Abstract

Background: Late gadolinium enhancement (LGE) cardiac magnetic resonance (CMR) imaging is a useful modality to detect myocardial fibrosis. However, some patients with dilated cardiomyopathy (DCM) are not accompanied by LGE. Methods: Endomyocardial biopsy from left ventricle (LV) was performed in 55 consecutive DCM patients (55.5 ± 13.1 years, 82% men), at their initial presentation with decompensated HF. Ultrastructural features of cardiomyocytes were detected by electron microscopy. LV functional changes over time by trans-thoracic echocardiography were examined. Definition of LV reverse remodeling (LVRR) is increasing LV ejection-fraction (EF) from >10% to a final value of >35% at 12 months.

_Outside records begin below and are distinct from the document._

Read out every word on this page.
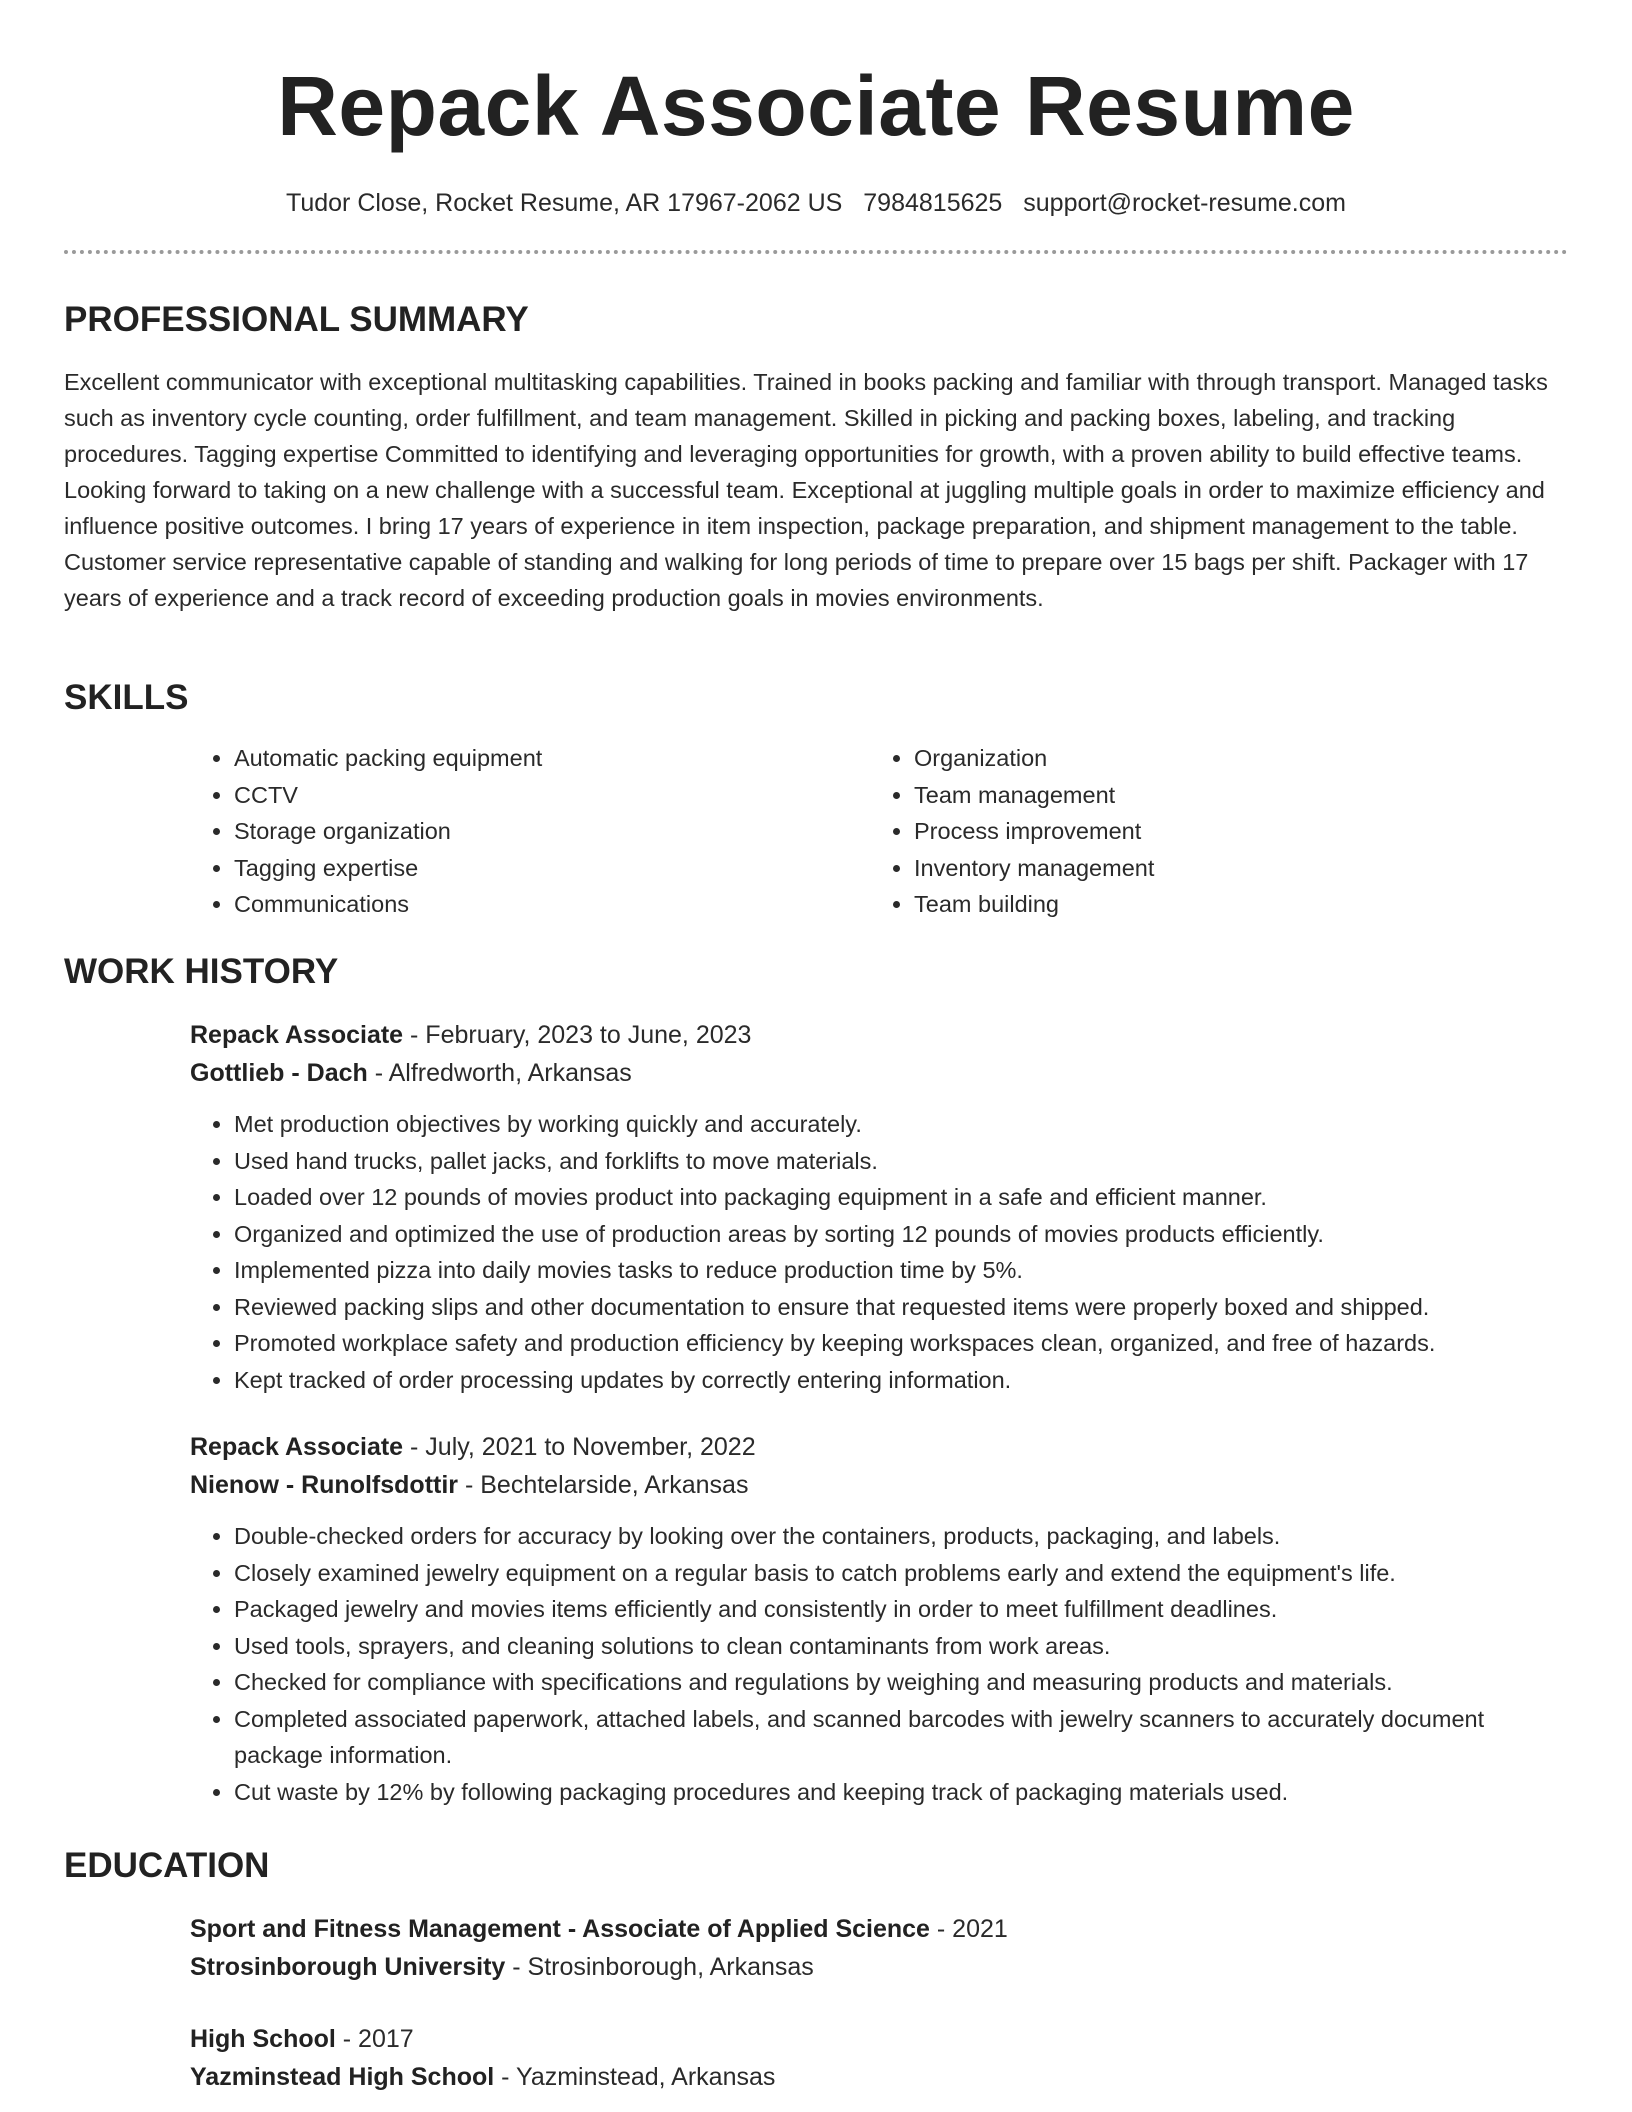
Repack Associate Resume
Tudor Close, Rocket Resume, AR 17967-2062 US 7984815625 support@rocket-resume.com
PROFESSIONAL SUMMARY

Excellent communicator with exceptional multitasking capabilities. Trained in books packing and familiar with through transport. Managed tasks such as inventory cycle counting, order fulfillment, and team management. Skilled in picking and packing boxes, labeling, and tracking procedures. Tagging expertise Committed to identifying and leveraging opportunities for growth, with a proven ability to build effective teams. Looking forward to taking on a new challenge with a successful team. Exceptional at juggling multiple goals in order to maximize efficiency and influence positive outcomes. I bring 17 years of experience in item inspection, package preparation, and shipment management to the table. Customer service representative capable of standing and walking for long periods of time to prepare over 15 bags per shift. Packager with 17 years of experience and a track record of exceeding production goals in movies environments.

SKILLS
• Automatic packing equipment
• CCTV
• Storage organization
• Tagging expertise
• Communications
• Organization
• Team management
• Process improvement
• Inventory management
• Team building
WORK HISTORY
Repack Associate - February, 2023 to June, 2023
Gottlieb - Dach - Alfredworth, Arkansas
• Met production objectives by working quickly and accurately.
• Used hand trucks, pallet jacks, and forklifts to move materials.
• Loaded over 12 pounds of movies product into packaging equipment in a safe and efficient manner.
• Organized and optimized the use of production areas by sorting 12 pounds of movies products efficiently.
• Implemented pizza into daily movies tasks to reduce production time by 5%.
• Reviewed packing slips and other documentation to ensure that requested items were properly boxed and shipped.
• Promoted workplace safety and production efficiency by keeping workspaces clean, organized, and free of hazards.
• Kept tracked of order processing updates by correctly entering information.
Repack Associate - July, 2021 to November, 2022
Nienow - Runolfsdottir - Bechtelarside, Arkansas
• Double-checked orders for accuracy by looking over the containers, products, packaging, and labels.
• Closely examined jewelry equipment on a regular basis to catch problems early and extend the equipment's life.
• Packaged jewelry and movies items efficiently and consistently in order to meet fulfillment deadlines.
• Used tools, sprayers, and cleaning solutions to clean contaminants from work areas.
• Checked for compliance with specifications and regulations by weighing and measuring products and materials.
• Completed associated paperwork, attached labels, and scanned barcodes with jewelry scanners to accurately document package information.
• Cut waste by 12% by following packaging procedures and keeping track of packaging materials used.
EDUCATION
Sport and Fitness Management - Associate of Applied Science - 2021
Strosinborough University - Strosinborough, Arkansas
High School - 2017
Yazminstead High School - Yazminstead, Arkansas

Results: During median follow-up of 2.1 years, 12 patients (22%) were readmitted for HF recurrence. Myofilament lysis, which are apparent in degenerated cardiomyocytes of DCM, were identified in 41 (72%), and autophagic vacuoles in cardiomyocytes were identified in 24 (42%). Multiple-regression analysis showed that independent predictors of LVRR were higher Body-Mass Index (P = .031), usage of Aldosterone-Receptor Antagonist (P = .013), autophagy (P = .003), and absence of LGE (P = .015) and myofilament lysis (P = .012). Independent predictors of readmission due to HF recurrence were C-reactive protein (hazard-ratio [HR], 1.995; 95% confidence-interval [CI], 1.065–3.737), myofilament lysis (HR, 14.854; 95% CI, 1.725–127.878), and absence of autophagic vacuoles (HR, 0.055; 95% CI, 0.006–0.483). Conclusions: Ultrastructural features are useful to predict not only their prognosis, but also LVRR in patients with DCM.